J. Lagoo2,3,6, R. Singal3,6, E. George3,6, J. Durney3,6, S. Lipsitz3,6, B. Neville3,6, B. Neal3,6, D. Schaps6, M. Miller4, M. Cook5, W. Berry2,3,6, A. Haynes1,3,6 1Massachusetts General Hospital,General Surgery,Boston, MA, USA 2Brigham And Women’s Hospital,General Surgery,Boston, MA, USA 3Harvard T.H. Chan School Of Public Health,Boston, MA, USA 6Ariadne Labs,Boston, MA, USA 4Agency For Healthcare Research And Quality,Rockville, MARYLAND, USA 5American Hospital Association,Chicago, ILLINOIS, USA
Introduction: The World Health Organization Safe Surgery Checklist (SSC) has been shown to reduce morbidity and mortality with structured implementation in diverse settings worldwide. While published data has focused on hospitals, there is also interest in improving teamwork and communication through use of the SSC in ambulatory surgery centers (ASCs), where a high volume of procedures are performed. We hypothesize that ASCs must follow a sequential implementation pathway before sustainable use is achieved. Success in each step should predict success in the next, with higher baseline predicting greater likelihood of success in the program.
Methods: A national collaborative of stakeholders, supported by the Agency for Healthcare Research and Quality, aided in structured SSC implementation. Coaches facilitated implementation through a collection of baseline data, webinars, and one-on-one coaching for focused problem solving. A scoring system was created to evaluate stepwise completion of the SSC implementation program: baseline, preparation (initial roll-out), local ownership (individual site customization), expansion (institutional spread), and sustainability (continuous quality improvement).

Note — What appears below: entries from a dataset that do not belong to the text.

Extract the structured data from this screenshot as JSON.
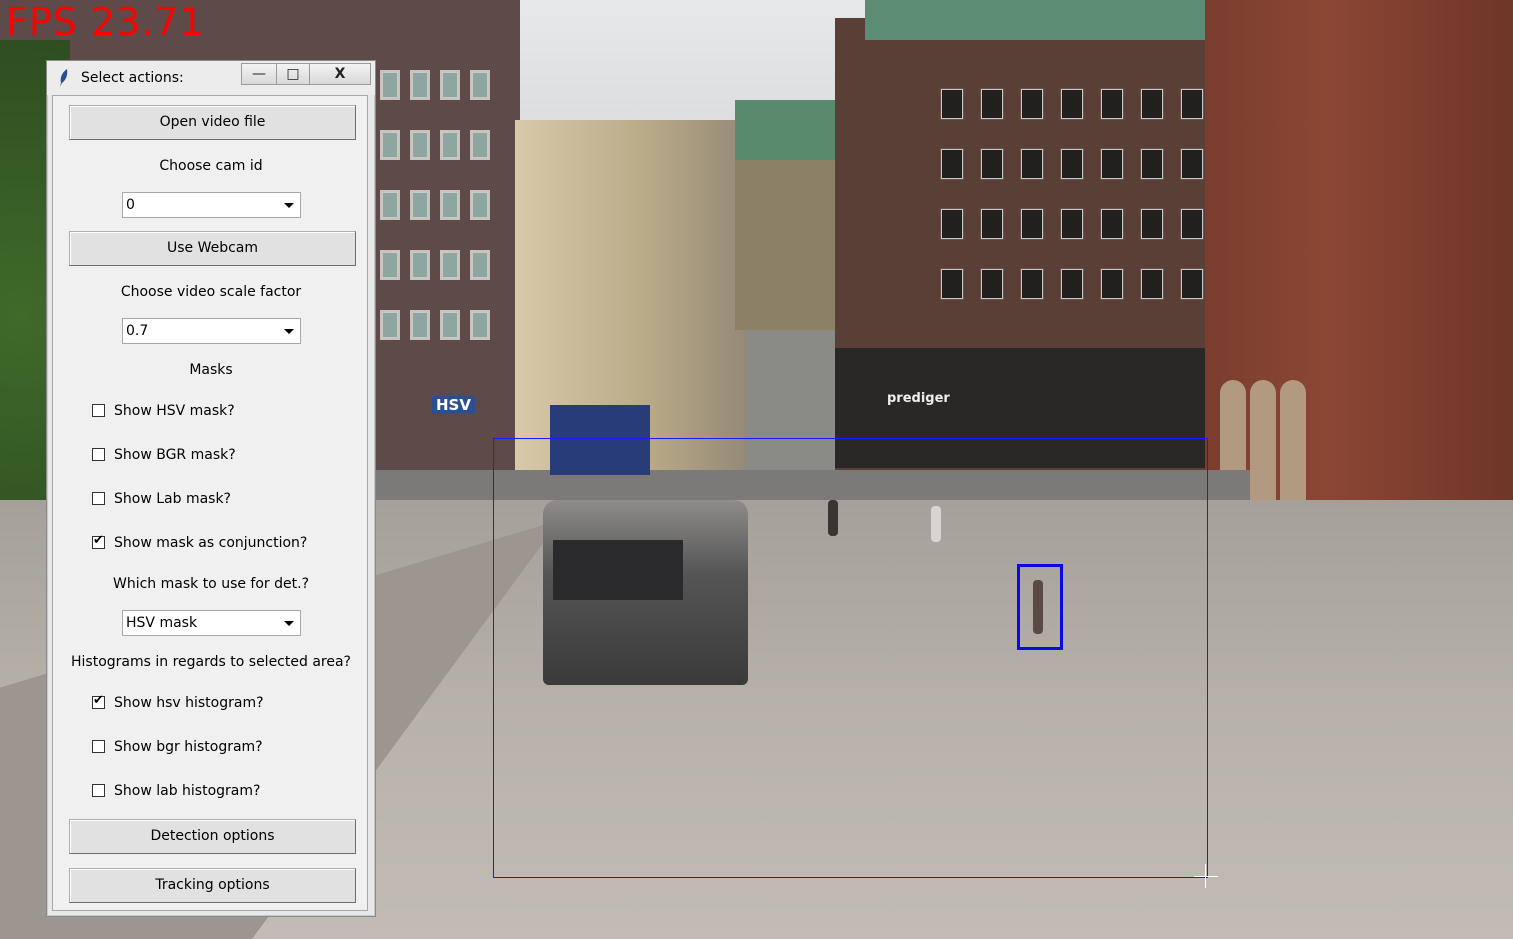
{
  "overlay": {
    "fps_text": "FPS  23.71",
    "video_signs": {
      "hsv": "HSV",
      "prediger": "prediger"
    }
  },
  "window": {
    "title": "Select actions:",
    "controls": {
      "minimize": "—",
      "maximize": "□",
      "close": "X"
    }
  },
  "panel": {
    "open_video_button": "Open video file",
    "choose_cam_label": "Choose cam id",
    "cam_id_value": "0",
    "use_webcam_button": "Use Webcam",
    "scale_factor_label": "Choose video scale factor",
    "scale_factor_value": "0.7",
    "masks_label": "Masks",
    "mask_checkboxes": [
      {
        "label": "Show HSV mask?",
        "checked": false
      },
      {
        "label": "Show BGR mask?",
        "checked": false
      },
      {
        "label": "Show Lab mask?",
        "checked": false
      },
      {
        "label": "Show mask as conjunction?",
        "checked": true
      }
    ],
    "which_mask_label": "Which mask to use for det.?",
    "which_mask_value": "HSV mask",
    "histograms_label": "Histograms in regards to selected area?",
    "histogram_checkboxes": [
      {
        "label": "Show hsv histogram?",
        "checked": true
      },
      {
        "label": "Show bgr histogram?",
        "checked": false
      },
      {
        "label": "Show lab histogram?",
        "checked": false
      }
    ],
    "detection_options_button": "Detection options",
    "tracking_options_button": "Tracking options",
    "check_glyph": "✔"
  },
  "colors": {
    "fps_text": "#ff0000",
    "selection_rectangle": "#1a1aff",
    "detection_box": "#0a0ae6"
  }
}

Partial correlation coefficients assessed the strength of the relationships between scores in our hypothesized implementation pathway, controlling for scores in prior steps on the pathway.

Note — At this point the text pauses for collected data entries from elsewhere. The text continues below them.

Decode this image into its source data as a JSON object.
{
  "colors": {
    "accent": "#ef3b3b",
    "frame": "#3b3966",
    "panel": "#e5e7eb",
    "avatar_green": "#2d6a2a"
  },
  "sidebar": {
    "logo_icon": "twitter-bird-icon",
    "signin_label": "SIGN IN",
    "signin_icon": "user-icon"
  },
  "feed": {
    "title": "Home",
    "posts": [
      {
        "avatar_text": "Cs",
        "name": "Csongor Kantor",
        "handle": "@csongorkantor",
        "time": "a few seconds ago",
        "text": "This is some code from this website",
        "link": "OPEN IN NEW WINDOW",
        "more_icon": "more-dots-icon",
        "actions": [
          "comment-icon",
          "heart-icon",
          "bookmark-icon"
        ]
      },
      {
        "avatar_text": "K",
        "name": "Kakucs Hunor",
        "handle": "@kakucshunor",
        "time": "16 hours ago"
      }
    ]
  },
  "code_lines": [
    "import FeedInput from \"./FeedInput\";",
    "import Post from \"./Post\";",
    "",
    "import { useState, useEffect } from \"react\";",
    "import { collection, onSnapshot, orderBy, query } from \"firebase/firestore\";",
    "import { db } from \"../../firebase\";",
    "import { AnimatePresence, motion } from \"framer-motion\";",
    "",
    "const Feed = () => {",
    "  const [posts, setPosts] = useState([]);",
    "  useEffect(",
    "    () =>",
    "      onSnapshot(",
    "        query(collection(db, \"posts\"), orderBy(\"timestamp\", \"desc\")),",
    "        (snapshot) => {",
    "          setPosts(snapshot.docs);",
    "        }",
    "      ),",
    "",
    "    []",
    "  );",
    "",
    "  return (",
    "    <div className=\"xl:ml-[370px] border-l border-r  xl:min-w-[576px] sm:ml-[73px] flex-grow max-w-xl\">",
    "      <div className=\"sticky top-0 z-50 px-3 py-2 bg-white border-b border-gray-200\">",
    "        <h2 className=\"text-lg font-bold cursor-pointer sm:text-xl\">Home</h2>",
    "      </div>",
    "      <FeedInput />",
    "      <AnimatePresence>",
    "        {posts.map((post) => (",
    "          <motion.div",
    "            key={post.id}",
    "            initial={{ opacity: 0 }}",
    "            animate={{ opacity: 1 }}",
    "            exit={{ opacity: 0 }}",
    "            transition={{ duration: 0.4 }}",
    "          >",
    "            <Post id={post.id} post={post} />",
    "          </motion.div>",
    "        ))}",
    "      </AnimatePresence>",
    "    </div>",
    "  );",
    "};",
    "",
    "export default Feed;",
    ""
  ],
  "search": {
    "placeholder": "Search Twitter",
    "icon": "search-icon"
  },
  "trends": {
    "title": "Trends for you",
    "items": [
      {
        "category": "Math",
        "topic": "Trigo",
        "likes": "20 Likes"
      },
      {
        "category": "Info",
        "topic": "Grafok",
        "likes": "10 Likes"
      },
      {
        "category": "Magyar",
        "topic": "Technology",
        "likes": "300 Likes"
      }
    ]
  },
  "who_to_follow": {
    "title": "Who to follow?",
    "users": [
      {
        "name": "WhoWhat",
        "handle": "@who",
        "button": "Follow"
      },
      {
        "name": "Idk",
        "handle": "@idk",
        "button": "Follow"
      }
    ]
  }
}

Results: Among the 180 ASCs with implementation data, the score ranges were: baseline (0.4, 11.3), preparation (0, 7), local ownership (0, 3), spread (0, 3), sustainability (0, 2), with higher scores meaning better performance on that step. Figure 1 displays all significant (p<0.05) partial correlations and shows that higher baseline score was positively correlated with preparation score (ρ=0.31, P<0.0001). In turn, higher preparation scores were positively correlated with local ownership (ρ=0.43, P<0.0001) and spread (ρ=0.25, P=0.04008). Higher local ownership scores were positively correlated with spread (ρ=0.43, P<0.0001) and sustainability (ρ=0.25, P<0.0009). Finally, improved spread scores were positively correlated with sustainability (ρ=0.35, P<0.0001).
Conclusion: Our data demonstrate that following a sequential implementation pathway including preparation, local ownership, spread in the facility, and focus on sustainability can lead to facility checklist adoption. Success in each step predicted success in the next and status of a facility at baseline predicted early success.